The first draft of the government’s maternity leave bill took its lead from Biden and referred to a ‘pregnant person’ rather than a mother. I’ve scoured the internet, but not a word from Cardinal Vincent Nichols, Archbishop of Westminster, on the subject. Instead it was left to the Lords to defend women and children. Baroness Noakes said: ‘It is a biological fact that only women can be pregnant and give birth. That is why the laws that relate to maternity issues have in the past routinely been drafted using the words “women”, “she” and “her”.’ Are the bishops too scared of being thought right-wing to speak up for their church?

As far as I can see, it’s only Mark Davies, Bishop of Shrewsbury, who sounds the alarm. ‘The church is being called to defend this very truth of the human person,’ Bishop Davies wrote. Davies is right. This is not about sex, or who fancies who; this isn’t about gay rights or even trans rights, it’s about reality. You can’t fix real injustice if you can’t face reality. And the irony of it all is that in eroding truth, and true biological difference, you erode diversity too. In a book last year to mark 100 years since St John Paul II’s birth, Pope Francis pointed out that gender theory has a ‘dangerous’ cultural aim of erasing all distinctions between men and women, which would ‘destroy at its roots’ diversity. ‘It would make everything homogenous, neutral. It is an attack on difference, on the creativity of God and on men and women.’

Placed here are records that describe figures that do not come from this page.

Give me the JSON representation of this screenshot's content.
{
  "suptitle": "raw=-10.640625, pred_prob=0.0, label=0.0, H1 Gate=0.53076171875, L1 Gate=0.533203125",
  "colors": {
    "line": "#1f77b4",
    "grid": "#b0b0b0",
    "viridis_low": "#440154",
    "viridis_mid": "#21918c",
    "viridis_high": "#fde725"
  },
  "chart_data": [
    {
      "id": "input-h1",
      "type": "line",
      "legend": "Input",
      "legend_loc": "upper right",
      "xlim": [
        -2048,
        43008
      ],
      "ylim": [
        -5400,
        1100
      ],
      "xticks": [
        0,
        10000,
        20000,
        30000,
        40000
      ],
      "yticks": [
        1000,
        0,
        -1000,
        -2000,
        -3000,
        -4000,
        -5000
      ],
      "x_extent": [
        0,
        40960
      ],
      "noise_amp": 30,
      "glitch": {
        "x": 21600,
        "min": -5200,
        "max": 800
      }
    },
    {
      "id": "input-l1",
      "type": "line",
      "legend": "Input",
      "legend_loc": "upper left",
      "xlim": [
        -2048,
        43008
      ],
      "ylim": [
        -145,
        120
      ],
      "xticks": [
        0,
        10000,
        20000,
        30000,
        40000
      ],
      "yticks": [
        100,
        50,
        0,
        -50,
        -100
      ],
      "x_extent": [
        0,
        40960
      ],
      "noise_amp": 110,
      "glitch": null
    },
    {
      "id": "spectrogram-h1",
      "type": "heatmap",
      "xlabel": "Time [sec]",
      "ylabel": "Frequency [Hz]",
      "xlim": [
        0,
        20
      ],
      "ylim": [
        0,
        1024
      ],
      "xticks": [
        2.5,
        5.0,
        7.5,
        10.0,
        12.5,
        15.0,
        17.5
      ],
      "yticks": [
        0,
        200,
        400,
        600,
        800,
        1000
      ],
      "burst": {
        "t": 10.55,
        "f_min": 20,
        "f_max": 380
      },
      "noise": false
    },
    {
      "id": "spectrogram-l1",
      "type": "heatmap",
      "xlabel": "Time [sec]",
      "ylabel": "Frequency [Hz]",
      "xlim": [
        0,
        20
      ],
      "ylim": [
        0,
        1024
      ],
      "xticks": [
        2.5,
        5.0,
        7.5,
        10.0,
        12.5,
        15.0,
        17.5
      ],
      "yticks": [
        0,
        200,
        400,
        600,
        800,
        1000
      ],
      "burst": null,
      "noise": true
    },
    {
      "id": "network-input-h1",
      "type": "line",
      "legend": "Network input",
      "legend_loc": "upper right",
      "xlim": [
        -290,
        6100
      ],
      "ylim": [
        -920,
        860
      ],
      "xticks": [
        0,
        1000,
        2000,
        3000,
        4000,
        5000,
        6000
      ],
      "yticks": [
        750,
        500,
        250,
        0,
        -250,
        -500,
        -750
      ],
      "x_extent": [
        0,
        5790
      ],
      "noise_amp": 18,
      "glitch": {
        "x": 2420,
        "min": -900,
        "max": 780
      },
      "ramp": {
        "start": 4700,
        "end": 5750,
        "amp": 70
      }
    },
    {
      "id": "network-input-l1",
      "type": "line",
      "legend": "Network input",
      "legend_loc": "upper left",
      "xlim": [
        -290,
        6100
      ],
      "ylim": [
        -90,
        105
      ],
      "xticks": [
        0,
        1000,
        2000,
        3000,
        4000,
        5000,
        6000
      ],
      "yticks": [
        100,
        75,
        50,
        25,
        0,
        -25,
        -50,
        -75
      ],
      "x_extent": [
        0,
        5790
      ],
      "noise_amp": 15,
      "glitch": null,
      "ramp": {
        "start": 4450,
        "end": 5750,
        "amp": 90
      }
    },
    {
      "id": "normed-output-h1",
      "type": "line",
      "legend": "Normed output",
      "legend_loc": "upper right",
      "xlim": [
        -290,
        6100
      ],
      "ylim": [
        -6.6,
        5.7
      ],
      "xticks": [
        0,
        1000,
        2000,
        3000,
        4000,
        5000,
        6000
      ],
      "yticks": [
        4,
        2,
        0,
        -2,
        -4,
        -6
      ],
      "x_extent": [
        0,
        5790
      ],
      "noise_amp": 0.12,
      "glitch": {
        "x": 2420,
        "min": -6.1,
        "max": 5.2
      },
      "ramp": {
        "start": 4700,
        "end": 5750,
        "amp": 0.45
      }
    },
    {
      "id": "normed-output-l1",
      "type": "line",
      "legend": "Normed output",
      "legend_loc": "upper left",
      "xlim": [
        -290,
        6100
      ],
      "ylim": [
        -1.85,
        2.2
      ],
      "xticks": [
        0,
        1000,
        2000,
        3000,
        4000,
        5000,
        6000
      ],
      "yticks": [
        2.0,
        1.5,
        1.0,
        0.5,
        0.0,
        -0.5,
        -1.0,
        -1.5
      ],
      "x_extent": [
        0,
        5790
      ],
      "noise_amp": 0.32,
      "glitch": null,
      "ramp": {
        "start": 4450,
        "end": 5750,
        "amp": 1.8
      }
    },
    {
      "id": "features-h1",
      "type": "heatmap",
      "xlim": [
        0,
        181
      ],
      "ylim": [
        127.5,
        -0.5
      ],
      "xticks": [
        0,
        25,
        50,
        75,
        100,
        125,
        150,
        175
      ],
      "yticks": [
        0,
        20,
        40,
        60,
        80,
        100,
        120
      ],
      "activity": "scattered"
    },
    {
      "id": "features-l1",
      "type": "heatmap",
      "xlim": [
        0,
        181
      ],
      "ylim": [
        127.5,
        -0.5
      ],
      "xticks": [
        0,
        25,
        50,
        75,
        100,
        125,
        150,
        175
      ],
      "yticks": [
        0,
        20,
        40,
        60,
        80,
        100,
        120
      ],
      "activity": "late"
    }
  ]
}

Every day, the 22 Catholic bishops repeat these words: ‘Hail Mary, full of grace, the Lord is with thee. Blessed art thou among women, and blessed is the fruit of thy womb, Jesus…’ For all it’s a symbol of the patriarchy, the church is by definition gender-­critical. Biological sex is in its bones.

And doesn’t it also have a duty to see things from the perspective of the most vulnerable humans, the unborn? In the spring of last year, the appeals court ruled that a trans man who had given birth could not appear on his child’s birth certificate as ‘father’. Though sympathetic to trans rights, Lord Burnett decided that the right of a child to know the biological reality of its birth trumps a parent’s right to be recognised on the birth certificate in their legal gender. The court also pointed out that under the Children Act, a mother has automatic parental responsibility from the moment of birth. The word ‘mother’ protects the child. It puts the child into her care, though she can, if she wants, act as father in all other ways. Are there really many trans men who’ve given birth, who think this an outrage? I just don’t believe there are.

Being a mother involves self-sacrifice. At the heart of the Christian story, a mother makes an unthinkable sacrifice. From the moment you give birth, it’s about someone other than you.